In Iran, holding hands in public is forbidden for unmarried couples and music can be banned for “not conforming to religious values”. Fathers expect their daughters to marry who they tell them to marry and husbands expect their wives to serve them day and night. Women cannot work or enroll their children in schools without their husband’s written approval.

But Tehran Taboo shows the other side of this: prostitutes and drug dealers do business with the very state agents who claim to uphold “morality laws”, fake hymens are on sale to restore the virginity of would-be brides, and corrupt officials offer anything from divorce papers to clandestine abortions in return for bribes or sexual favours. A debut from Iranian expat Ali Soozandeh, the film follows four young people trying to live their lives in a double-faced society, and is a touching story of friendship and the determination to enjoy life as much as it is a cutting indictment of a repressive regime.

 

Soozandeh’s anger at the hypocrisy of Iranian society is real, unsparingly railing at how something as small as a prank call can result in the threat of exile or execution. But the film’s bitterness does not prevent it taking an understanding and sympathetic approach to its characters. Everyone has a secret in Tehran Taboo, everyone has to lie to avoid being cracked down on by the “Morality Police”. The stories of the main characters become intertwined in ways that might seem unlikely in any other film, but here reflect how an ever-present restrictiveness brings people together and involves everyone in its deceit. The protagonists – a prostitute and her son, two liberal-minded young women, a student musician – find themselves helping each other out, moved by the common desire simply to live according to what they want from life and not what is decided for them.

The expression of that desire is also a resistance to the anonymity that the city threatens.
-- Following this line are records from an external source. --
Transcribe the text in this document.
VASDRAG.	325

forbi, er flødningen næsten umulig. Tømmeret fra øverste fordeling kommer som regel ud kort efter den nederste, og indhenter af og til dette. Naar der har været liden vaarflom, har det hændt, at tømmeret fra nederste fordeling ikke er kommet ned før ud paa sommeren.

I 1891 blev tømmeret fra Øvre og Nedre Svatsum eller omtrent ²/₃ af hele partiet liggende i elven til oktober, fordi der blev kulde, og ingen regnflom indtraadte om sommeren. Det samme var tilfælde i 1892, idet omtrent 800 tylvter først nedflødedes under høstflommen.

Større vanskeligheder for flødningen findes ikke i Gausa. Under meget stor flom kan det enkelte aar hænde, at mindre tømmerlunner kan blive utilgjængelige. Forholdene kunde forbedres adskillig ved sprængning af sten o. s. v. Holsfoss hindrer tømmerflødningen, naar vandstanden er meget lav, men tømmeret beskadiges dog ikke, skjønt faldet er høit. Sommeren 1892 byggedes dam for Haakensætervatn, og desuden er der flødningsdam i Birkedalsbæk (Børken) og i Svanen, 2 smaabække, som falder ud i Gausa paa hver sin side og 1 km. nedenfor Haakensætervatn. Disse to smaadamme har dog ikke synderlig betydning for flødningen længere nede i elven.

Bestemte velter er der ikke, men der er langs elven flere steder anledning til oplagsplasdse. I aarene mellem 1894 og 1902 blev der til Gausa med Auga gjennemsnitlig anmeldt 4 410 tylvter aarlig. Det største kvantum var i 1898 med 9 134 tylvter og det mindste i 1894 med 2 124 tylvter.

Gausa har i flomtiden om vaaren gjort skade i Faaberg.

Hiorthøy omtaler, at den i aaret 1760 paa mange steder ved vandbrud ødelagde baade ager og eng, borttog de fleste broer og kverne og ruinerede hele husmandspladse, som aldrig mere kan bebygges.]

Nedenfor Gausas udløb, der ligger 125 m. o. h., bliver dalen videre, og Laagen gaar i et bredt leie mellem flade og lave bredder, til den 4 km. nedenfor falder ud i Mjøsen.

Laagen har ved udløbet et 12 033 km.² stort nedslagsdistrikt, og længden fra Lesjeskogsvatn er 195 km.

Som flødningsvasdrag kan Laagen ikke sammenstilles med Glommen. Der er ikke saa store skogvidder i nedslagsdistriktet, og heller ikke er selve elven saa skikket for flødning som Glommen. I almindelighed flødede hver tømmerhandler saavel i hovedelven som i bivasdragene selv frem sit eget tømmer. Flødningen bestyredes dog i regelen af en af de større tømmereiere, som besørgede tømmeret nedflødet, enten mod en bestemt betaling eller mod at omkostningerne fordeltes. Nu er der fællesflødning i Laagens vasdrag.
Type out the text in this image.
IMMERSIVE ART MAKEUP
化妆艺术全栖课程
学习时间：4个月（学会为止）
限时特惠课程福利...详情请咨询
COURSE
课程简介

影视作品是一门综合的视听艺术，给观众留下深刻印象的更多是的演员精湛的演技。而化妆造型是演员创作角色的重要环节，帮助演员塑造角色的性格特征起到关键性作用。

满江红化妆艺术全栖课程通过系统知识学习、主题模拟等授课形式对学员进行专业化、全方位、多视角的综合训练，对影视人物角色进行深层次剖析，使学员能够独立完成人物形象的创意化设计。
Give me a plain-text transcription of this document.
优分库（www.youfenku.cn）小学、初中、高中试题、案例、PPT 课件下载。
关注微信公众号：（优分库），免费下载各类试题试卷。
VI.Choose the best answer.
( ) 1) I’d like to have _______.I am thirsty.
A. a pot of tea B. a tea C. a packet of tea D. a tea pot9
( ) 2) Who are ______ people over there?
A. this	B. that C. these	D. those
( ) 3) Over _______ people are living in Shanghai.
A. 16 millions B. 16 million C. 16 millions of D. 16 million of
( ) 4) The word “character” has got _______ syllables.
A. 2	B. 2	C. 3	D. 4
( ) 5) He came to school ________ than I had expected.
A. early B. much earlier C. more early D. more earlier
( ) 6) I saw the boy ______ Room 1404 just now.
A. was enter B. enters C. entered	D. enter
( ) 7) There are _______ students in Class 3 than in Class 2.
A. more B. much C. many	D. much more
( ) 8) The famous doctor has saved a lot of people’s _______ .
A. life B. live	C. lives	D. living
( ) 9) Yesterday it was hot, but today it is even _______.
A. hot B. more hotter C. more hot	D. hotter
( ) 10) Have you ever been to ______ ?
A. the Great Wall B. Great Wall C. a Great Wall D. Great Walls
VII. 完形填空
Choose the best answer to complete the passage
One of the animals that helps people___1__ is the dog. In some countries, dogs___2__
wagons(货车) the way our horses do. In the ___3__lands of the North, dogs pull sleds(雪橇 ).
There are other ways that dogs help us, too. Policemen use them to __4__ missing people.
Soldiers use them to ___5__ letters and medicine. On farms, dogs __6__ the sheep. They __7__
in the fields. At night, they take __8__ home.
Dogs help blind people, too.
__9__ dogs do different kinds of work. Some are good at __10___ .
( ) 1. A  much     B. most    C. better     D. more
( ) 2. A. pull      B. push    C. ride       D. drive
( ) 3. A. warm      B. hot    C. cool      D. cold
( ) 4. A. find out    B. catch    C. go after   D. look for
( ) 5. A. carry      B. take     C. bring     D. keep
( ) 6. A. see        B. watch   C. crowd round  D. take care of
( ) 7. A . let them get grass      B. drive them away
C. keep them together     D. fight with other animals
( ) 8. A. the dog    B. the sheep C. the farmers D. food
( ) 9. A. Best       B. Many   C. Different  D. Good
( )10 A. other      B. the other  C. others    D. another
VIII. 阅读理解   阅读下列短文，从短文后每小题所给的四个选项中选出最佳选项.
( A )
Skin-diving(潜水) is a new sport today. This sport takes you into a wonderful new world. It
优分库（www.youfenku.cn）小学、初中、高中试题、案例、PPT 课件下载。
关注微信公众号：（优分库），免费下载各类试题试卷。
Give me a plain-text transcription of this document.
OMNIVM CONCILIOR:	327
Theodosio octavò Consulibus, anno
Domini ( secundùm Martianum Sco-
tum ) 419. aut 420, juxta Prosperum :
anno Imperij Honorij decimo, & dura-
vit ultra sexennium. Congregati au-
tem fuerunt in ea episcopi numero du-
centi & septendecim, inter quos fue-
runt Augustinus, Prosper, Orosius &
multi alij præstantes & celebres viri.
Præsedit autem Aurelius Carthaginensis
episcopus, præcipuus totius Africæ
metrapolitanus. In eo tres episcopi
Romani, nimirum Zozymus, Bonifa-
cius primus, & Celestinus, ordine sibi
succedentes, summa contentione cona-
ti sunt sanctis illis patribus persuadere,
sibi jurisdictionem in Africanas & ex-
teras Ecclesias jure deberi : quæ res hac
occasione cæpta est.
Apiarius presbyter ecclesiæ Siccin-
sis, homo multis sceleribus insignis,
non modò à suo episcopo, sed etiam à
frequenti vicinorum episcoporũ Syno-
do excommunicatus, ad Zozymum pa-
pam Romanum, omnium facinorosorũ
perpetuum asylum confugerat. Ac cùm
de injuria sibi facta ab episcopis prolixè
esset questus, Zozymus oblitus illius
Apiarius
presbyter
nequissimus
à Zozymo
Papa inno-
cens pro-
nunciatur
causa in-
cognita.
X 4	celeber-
Tehran is a city of over 8 million people, many of whom have come to find work and are instead confronted with violence and a loss of hope. In the animation, we see beggars in the background of almost every scene, and are taken into the alleys where prostitutes and poor watchmen try to make their living. Equally distressing is the sense of entrapment that characterizes even the apparently luxurious apartment block where some of the characters live. Those characters look out over the sprawling city and see birds swirling through the sky – a symbol that in the end becomes double-sided, like everything else in Tehran, expressing tragedy as well as hope.

Tehran Taboo is a daring film, daring in the sympathy it offers its characters as well as its head-on confrontation with a dangerous state. Using rotoscope animation, it presents provocative scenes that would otherwise be impossible to film while maintaining a level of human likeness. It worthy of the Anima festival, proving how animation can tackle difficult themes without simplifying them and with great humanity.